Mahrez BOUICH, Enseignant chercheur en Philosophie politique à l’Université Abderrahmane Mira- Bejaia.
Depuis l’annonce du retrait de la candidature de Bouteflika, le peuple ne décolère pas. Que pensez-vous ?
C’est la montagne qui accouche d’une souris. Ce n’est pas un secret pour personne, y compris pour les composantes et les clans du système politique en place, que le peuple lors de toutes les marches, voire dans la révolution en marche qui a enclenché, revendique clairement et solennellement la rupture radicale avec le système politique, un refus catégorique au 5ème mandat, et sa forte demande de l’instauration d’une nouvelle République démocratique et sociale. La revendication d’un changement radical du système politique demeure
substantielle. Mais hélas, fidèle à sa nature autoritaire et à ses manœuvres politiciennes, le pouvoir fait la sourde oreille, en méprisant le peuple et les revendications légitimes de la révolution en marche menée depuis le 22 févier passé par les algériennes et les algériens.
La grande supercherie historique du système en place et ses relais est de s’offrir un mandat prolongé, avec les hommes du même système et avec les mêmes orientations, telle qu’ils ont essayé de l’imposer depuis le mois de janvier passé.
Effectivement ils l’ont imposé arbitrairement par » Un coup de pouvoir permanent « , sans respecter ni la constitution, ni les aspirations du peuple exprimées fortement, ni prendre en considération les dangers à venir de telles décisions.

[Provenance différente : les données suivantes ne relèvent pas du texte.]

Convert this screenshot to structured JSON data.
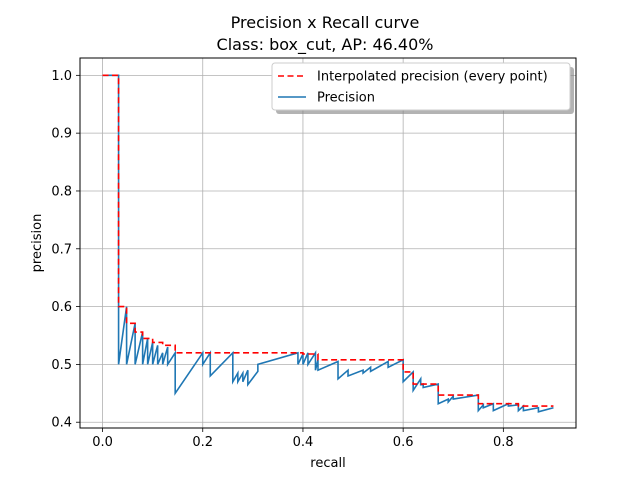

Il est clair que les décisions du système politique prises en nom d’Abdelaziz BOUTEFLIKA, ne sont que les tracés de la feuille de route qui envisage la reproduction des mêmes conditions historiques qui ont donné la naissance au système politique en place, dés lors à sa reproduction au détriment de la volonté populaire. En outre, face aux dernières décisions anticonstitutionnelles, absurdes, surréalistes, et méprisantes prises en nom du chef de l’État, le peuple a exprimé son refus catégorique à travers de nouvelles marches et le maintien de la mobilisation citoyenne pour un seul aboutissement à savoir le changement radical du système politique en place.
Comment situez vous la part de responsabilité du Ministère de l’Intérieur dans les répressions qui ont lieu ?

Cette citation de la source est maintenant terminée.